A 3C-SiC film provides an effective buffer layer lattice-matched for GaN growth on silicon, as well as an impervious barrier to prevent silicon from diffusing into GaN, of particular concern for power devices. Initial estimates are that the new SiC on silicon coating process in volume production would add no more than $25-35 to the cost of a silicon wafer, substantially increasing the appeal of silicon as a substrate for LEDs and GaN power devices.
“We believe we are the first in the world to grow 3C-SiC epitaxially on 300mm silicon wafers, which means following the same crystal structure as the silicon crystal substrate,” said Alan Iacopi, QMF Director of Operations. “The reactor development project with SPTS has allowed the QMF R&D process to be extended from small wafers up to 300mm wafers with semiconductor industry specifications; in fact, we have already achieved SiC film thickness uniformities of around 1% on 300mm wafers using the new reactor.”

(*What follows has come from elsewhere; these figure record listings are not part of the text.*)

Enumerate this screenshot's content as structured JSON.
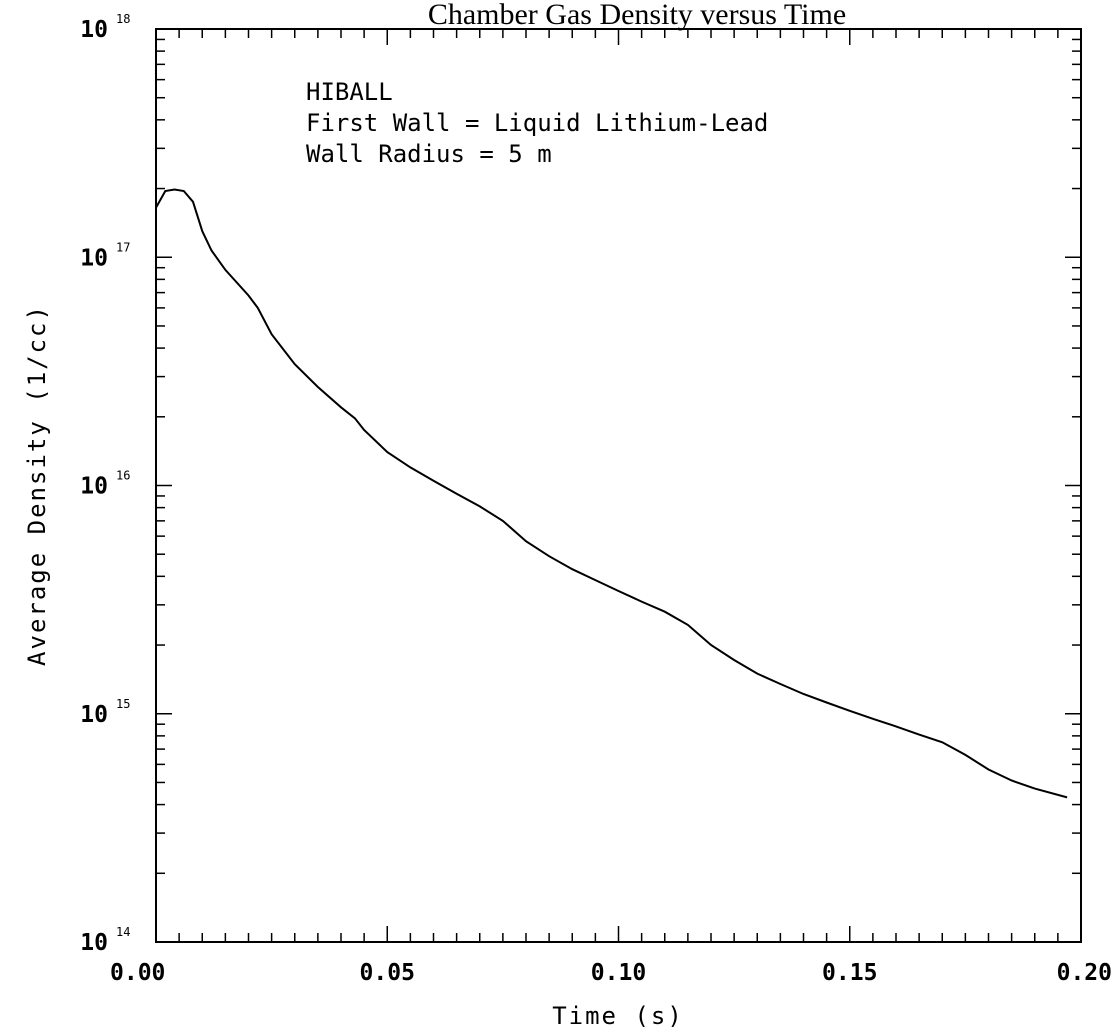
{
  "chart_data": {
    "type": "line",
    "title": "Chamber Gas Density versus Time",
    "xlabel": "Time (s)",
    "ylabel": "Average Density (1/cc)",
    "xlim": [
      0,
      0.2
    ],
    "ylim": [
      100000000000000.0,
      1e+18
    ],
    "yscale": "log",
    "grid": false,
    "x_ticks": [
      "0.00",
      "0.05",
      "0.10",
      "0.15",
      "0.20"
    ],
    "y_ticks": [
      {
        "base": "10",
        "exp": "14"
      },
      {
        "base": "10",
        "exp": "15"
      },
      {
        "base": "10",
        "exp": "16"
      },
      {
        "base": "10",
        "exp": "17"
      },
      {
        "base": "10",
        "exp": "18"
      }
    ],
    "annotations": [
      "HIBALL",
      "First Wall = Liquid Lithium-Lead",
      "Wall Radius = 5 m"
    ],
    "series": [
      {
        "x": [
          0.0,
          0.002,
          0.004,
          0.006,
          0.008,
          0.01,
          0.012,
          0.015,
          0.02,
          0.022,
          0.025,
          0.03,
          0.035,
          0.04,
          0.043,
          0.045,
          0.05,
          0.055,
          0.06,
          0.065,
          0.07,
          0.075,
          0.08,
          0.085,
          0.09,
          0.095,
          0.1,
          0.105,
          0.11,
          0.115,
          0.12,
          0.125,
          0.13,
          0.135,
          0.14,
          0.145,
          0.15,
          0.155,
          0.16,
          0.165,
          0.17,
          0.175,
          0.18,
          0.185,
          0.19,
          0.197
        ],
        "y": [
          1.65e+17,
          1.95e+17,
          1.98e+17,
          1.95e+17,
          1.75e+17,
          1.3e+17,
          1.07e+17,
          8.8e+16,
          6.8e+16,
          6e+16,
          4.6e+16,
          3.4e+16,
          2.7e+16,
          2.2e+16,
          1.97e+16,
          1.75e+16,
          1.4e+16,
          1.2e+16,
          1.05e+16,
          9200000000000000.0,
          8100000000000000.0,
          7000000000000000.0,
          5700000000000000.0,
          4900000000000000.0,
          4300000000000000.0,
          3850000000000000.0,
          3450000000000000.0,
          3100000000000000.0,
          2800000000000000.0,
          2450000000000000.0,
          2000000000000000.0,
          1720000000000000.0,
          1500000000000000.0,
          1350000000000000.0,
          1220000000000000.0,
          1120000000000000.0,
          1030000000000000.0,
          950000000000000.0,
          880000000000000.0,
          810000000000000.0,
          750000000000000.0,
          660000000000000.0,
          570000000000000.0,
          510000000000000.0,
          470000000000000.0,
          430000000000000.0
        ]
      }
    ]
  }
}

“SPTS is excited to be a partner in this project, as we see the QMF SiC technology as a potential breakthrough in reducing the cost of LEDs and improving the performance of GaN power devices,” according to William Johnson, President and CEO of SPTS. “Based on our extensive background in vertical furnace technology, the new reactor has been designed for high temperature vacuum processing of batch loads of 150mm to 300mm wafers, with process automation suitable for commercial application. There are a number of buffer and template wafer suppliers offering alternative solutions; however, we see a strong business case for device manufacturers adopting the QMF/SPTS SiC solution to optimize process and control substrate costs.”
Added Mr Iacopi, “The Griffith University and SPTS partnership has far reaching implications in terms of demonstrating how Australian research entities (like QMF) can collaborate with international industry to advance frontier technologies and bring industrial benefit to Queensland. We have all the ingredients to develop a high tech economy in Queensland, including technically leading Universities, the Australian National Fabrication Facility infrastructure, entrepreneurial spirit, and start-up company investment support.”
About Griffith University Queensland Micro and Nanotechnology Centre
The Queensland Micro- and Nanotechnology Centre is a science and engineering research centre based at Griffith University. The Centre brings together researchers with expertise in materials development, sensing, microelectronic engineering and the fundamental theory of condensed matter. The Queensland Microtechnology Facility, within the QMNC, is focused on leading SiC on Si technology to commercialisation. Funded by Queensland State Government and Australia's National Fabrication Facility, it houses a large silicon wafer fabrication processing capability and enables research and development of SiC on Si material for mechanical and semiconductor devices.